Narrator: You may remember this colour, Vantablack. It was unveiled in 2014, and media outlets called it the darkest colour in the world. But this colour here? It’s not Vantablack. It’s even blacker. And that’s thanks to an unprecedented collaboration between science and art. It all traces back to this artist, Diemut Strebe. In 2014, she set out on a mission to find the blackest black. Her goal was to make a diamond disappear.
Diemut Strebe: This project explores how values attach to concepts and objects in reference to luxury and art and society.
Narrator: Meanwhile, a scientist named Brian Wardle was on a totally different mission. He was working with a material called carbon nanotubes, the same stuff used to make Vantablack, though he was using them to boost the thermal and electrical properties of materials like aluminium. But little did Wardle know, he was producing something even darker than Vantablack.
Strebe: Brian was looking into the optical properties of CNTs only because of the art project. And so it kind of caused, really, from this art project, the research to find the blackest black.

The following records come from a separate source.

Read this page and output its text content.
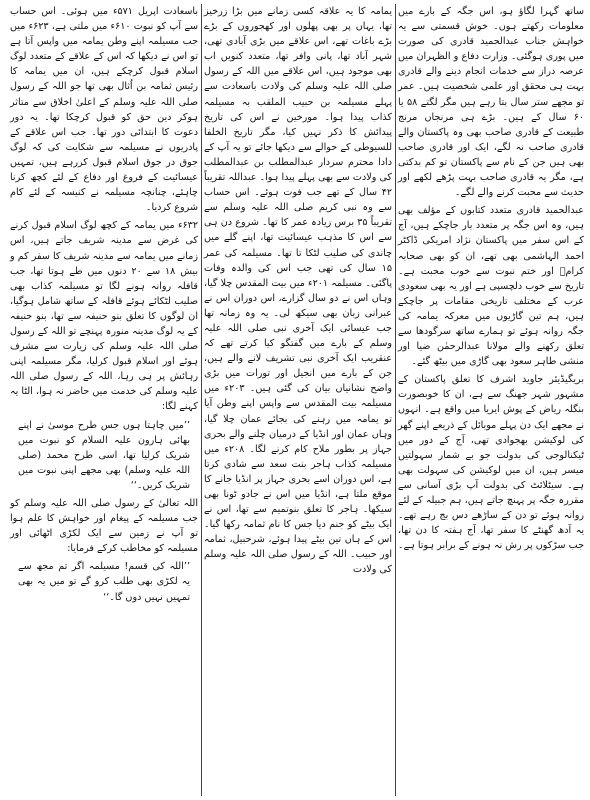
ساتھ گہرا لگاؤ ہو، اس جگہ کے بارے میں معلومات رکھتے ہوں۔ خوش قسمتی سے یہ خواہش جناب عبدالحمید قادری کی صورت میں پوری ہوگئی۔ وزارت دفاع و الظہران میں عرصہ دراز سے خدمات انجام دینے والے قادری بہت ہی محقق اور علمی شخصیت ہیں۔ عمر تو مجھے ستر سال بتا رہے ہیں مگر لگتے ۵۸ یا ۶۰ سال کے ہیں۔ بڑے ہی مرنجاں مرنج طبیعت کے قادری صاحب بھی وہ پاکستان والے قادری صاحب نہ لگے، ایک اور قادری صاحب بھی ہیں جن کے نام سے پاکستان تو کم بدکتی ہے، مگر یہ قادری صاحب بہت پڑھے لکھے اور حدیث سے محبت کرنے والے لگے۔

عبدالحمید قادری متعدد کتابوں کے مؤلف بھی ہیں، وہ اس جگہ پر متعدد بار جاچکے ہیں، آج کے اس سفر میں پاکستان نژاد امریکی ڈاکٹر احمد الہاشمی بھی تھے، ان کو بھی صحابہ کرامؓ اور ختم نبوت سے خوب محبت ہے۔ تاریخ سے خوب دلچسپی ہے اور یہ بھی سعودی عرب کے مختلف تاریخی مقامات پر جاچکے ہیں، ہم تین گاڑیوں میں معرکہ یمامہ کی جگہ روانہ ہوئے تو ہمارے ساتھ سرگودھا سے تعلق رکھنے والے مولانا عبدالرحمٰن ضیا اور منشی طاہر سعود بھی گاڑی میں بیٹھ گئے۔

بریگیڈیئر جاوید اشرف کا تعلق پاکستان کے مشہور شہر جھنگ سے ہے، ان کا خوبصورت بنگلہ ریاض کے پوش ایریا میں واقع ہے۔ انہوں نے مجھے ایک دن پہلے موبائل کے ذریعے اپنے گھر کی لوکیشن بھجوادی تھی، آج کے دور میں ٹیکنالوجی کی بدولت جو بے شمار سہولتیں میسر ہیں، ان میں لوکیشن کی سہولت بھی ہے۔ سیٹلائٹ کی بدولت آپ بڑی آسانی سے مقررہ جگہ پر پہنچ جاتے ہیں، ہم جبیلہ کے لئے روانہ ہوئے تو دن کے ساڑھے دس بج رہے تھے۔ یہ آدھ گھنٹے کا سفر تھا، آج ہفتہ کا دن تھا، جب سڑکوں پر رش نہ ہونے کے برابر ہوتا ہے۔

یمامہ کا یہ علاقہ کسی زمانے میں بڑا زرخیز تھا، یہاں پر بھی پھلوں اور کھجوروں کے بڑے بڑے باغات تھے، اس علاقے میں بڑی آبادی تھی، شہر آباد تھا، پانی وافر تھا، متعدد کنویں اب بھی موجود ہیں، اس علاقے میں اللہ کے رسول صلی اللہ علیہ وسلم کی ولادت باسعادت سے پہلے مسیلمہ بن حبیب الملقب بہ مسیلمہ کذاب پیدا ہوا۔ مورخین نے اس کی تاریخ پیدائش کا ذکر نہیں کیا، مگر تاریخ الخلفا للسیوطی کے حوالے سے دیکھا جائے تو یہ آپ کے دادا محترم سردار عبدالمطلب بن عبدالمطلب کی ولادت سے بھی پہلے پیدا ہوا۔ عبداللہ تقریباً ۴۲ سال کے تھے جب فوت ہوئے۔ اس حساب سے وہ نبی کریم صلی اللہ علیہ وسلم سے تقریباً ۳۵ برس زیادہ عمر کا تھا۔ شروع دن ہی سے اس کا مذہب عیسائیت تھا، اپنے گلے میں چاندی کی صلیب لٹکا تا تھا۔ مسیلمہ کی عمر ۱۵ سال کی تھی جب اس کی والدہ وفات پاگئی۔ مسیلمہ ۲۰۱ء میں بیت المقدس چلا گیا، وہاں اس نے دو سال گزارے، اس دوران اس نے عبرانی زبان بھی سیکھ لی۔ یہ وہ زمانہ تھا جب عیسائی ایک آخری نبی صلی اللہ علیہ وسلم کے بارے میں گفتگو کیا کرتے تھے کہ عنقریب ایک آخری نبی تشریف لانے والے ہیں، جن کے بارے میں انجیل اور تورات میں بڑی واضح نشانیاں بیان کی گئی ہیں۔ ۲۰۳ء میں مسیلمہ بیت المقدس سے واپس اپنے وطن آیا تو یمامہ میں رہنے کی بجائے عمان چلا گیا، وہاں عمان اور انڈیا کے درمیان چلنے والے بحری جہاز پر بطور ملاح کام کرنے لگا۔ ۲۰۸ء میں مسیلمہ کذاب ہاجر بنت سعد سے شادی کرتا ہے، اس دوران اسے بحری جہاز پر انڈیا جانے کا موقع ملتا ہے، انڈیا میں اس نے جادو ٹونا بھی سیکھا۔ ہاجر کا تعلق بنوتمیم سے تھا، اس نے ایک بیٹے کو جنم دیا جس کا نام ثمامہ رکھا گیا۔ اس کے ہاں تین بیٹے پیدا ہوئے، شرحبیل، ثمامہ اور حبیب۔ اللہ کے رسول صلی اللہ علیہ وسلم کی ولادت

باسعادت اپریل ۵۷۱ء میں ہوئی۔ اس حساب سے آپ کو نبوت ۶۱۰ء میں ملتی ہے، ۶۲۳ء میں جب مسیلمہ اپنے وطن یمامہ میں واپس آتا ہے تو اس نے دیکھا کہ اس کے علاقے کے متعدد لوگ اسلام قبول کرچکے ہیں، ان میں یمامہ کا رئیس ثمامہ بن اُثال بھی تھا جو اللہ کے رسول صلی اللہ علیہ وسلم کے اعلیٰ اخلاق سے متاثر ہوکر دین حق کو قبول کرچکا تھا۔ یہ دور دعوت کا ابتدائی دور تھا۔ جب اس علاقے کے پادریوں نے مسیلمہ سے شکایت کی کہ لوگ جوق در جوق اسلام قبول کررہے ہیں، تمہیں عیسائیت کے فروغ اور دفاع کے لئے کچھ کرنا چاہئے، چنانچہ مسیلمہ نے کنیسہ کے لئے کام شروع کردیا۔

۶۳۲ء میں یمامہ کے کچھ لوگ اسلام قبول کرنے کی غرض سے مدینہ شریف جاتے ہیں، اس زمانے میں یمامہ سے مدینہ شریف کا سفر کم و بیش ۱۸ سے ۲۰ دنوں میں طے ہوتا تھا، جب قافلہ روانہ ہونے لگا تو مسیلمہ کذاب بھی صلیب لٹکائے ہوئے قافلہ کے ساتھ شامل ہوگیا، ان لوگوں کا تعلق بنو حنیفہ سے تھا، بنو حنیفہ کے یہ لوگ مدینہ منورہ پہنچے تو اللہ کے رسول صلی اللہ علیہ وسلم کی زیارت سے مشرف ہوئے اور اسلام قبول کرلیا، مگر مسیلمہ اپنی رہائش پر ہی رہا، اللہ کے رسول صلی اللہ علیہ وسلم کی خدمت میں حاضر نہ ہوا، الٹا یہ کہنے لگا:

’’میں چاہتا ہوں جس طرح موسیٰ نے اپنے بھائی ہارون علیہ السلام کو نبوت میں شریک کرلیا تھا، اسی طرح محمد (صلی اللہ علیہ وسلم) بھی مجھے اپنی نبوت میں شریک کریں۔‘‘

اللہ تعالیٰ کے رسول صلی اللہ علیہ وسلم کو جب مسیلمہ کے پیغام اور خواہش کا علم ہوا تو آپ نے زمین سے ایک لکڑی اٹھائی اور مسیلمہ کو مخاطب کرکے فرمایا:

’’اللہ کی قسم! مسیلمہ اگر تم مجھ سے یہ لکڑی بھی طلب کرو گے تو میں یہ بھی تمہیں نہیں دوں گا۔‘‘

Narrator: The new material, which Wardle has yet to name, is 10 times blacker than any other colour ever reported. And that likely has to do with the structure of those nanotubes themselves. In this case, Wardle and his team grew them on top of aluminium. Yeah. They may not be alive, but you can actually grow carbon nanotubes. First, you cover a material with microscopic metal particles. Then you bake it at high temperatures, in the presence of a hydrocarbon gas. And that’s basically it. Carbon nanotubes will sprout out of those metallic particles, like plants from seeds.
Brian Wardle: You do it in the way we’ve done it here, you get the recipe right, you can create forests. These are very, very long aspect ratios of, like, a million. Right, the length of the tube is, like, a million, relative to the diameter. And that grows into what’s called a forest.
Narrator: That nanotube forest is the key to creating this black colour. When particles of light, called photons, enter it, nearly all of them get trapped and then dissipate as heat. That’s why when you look at this black, you see, well, absolutely nothing. No shadows, no ridges, just black. And that made it perfect for Strebe’s diamond-vanishing project. In fact, Wardle’s team followed the exact same procedure to grow those nanotubes directly onto a diamond. And that’s pretty wild when you consider this:
Strebe: Both is made of carbon. It’s the same element, just the different atomic letter structure, makes them so extreme opposite in the phenomenology, in their appearance.
Narrator: And as it turns out, this material isn’t just useful for multimillion-dollar art projects. Scientists can also use it to reduce the glare in optical sensors, such as for telescopes that explore distant objects in space.
Wardle: You know, if you have a material that can absorb the stray starlight, then you can look further, and/or look in more detail, at objects such as exoplanets.
Narrator: But here’s the thing. As cool as this colour is, it likely won’t be the darkest for long. Because even an absorption rate this high still leaves some room for improvement. So keep your eyes peeled for the next colour that you can’t see.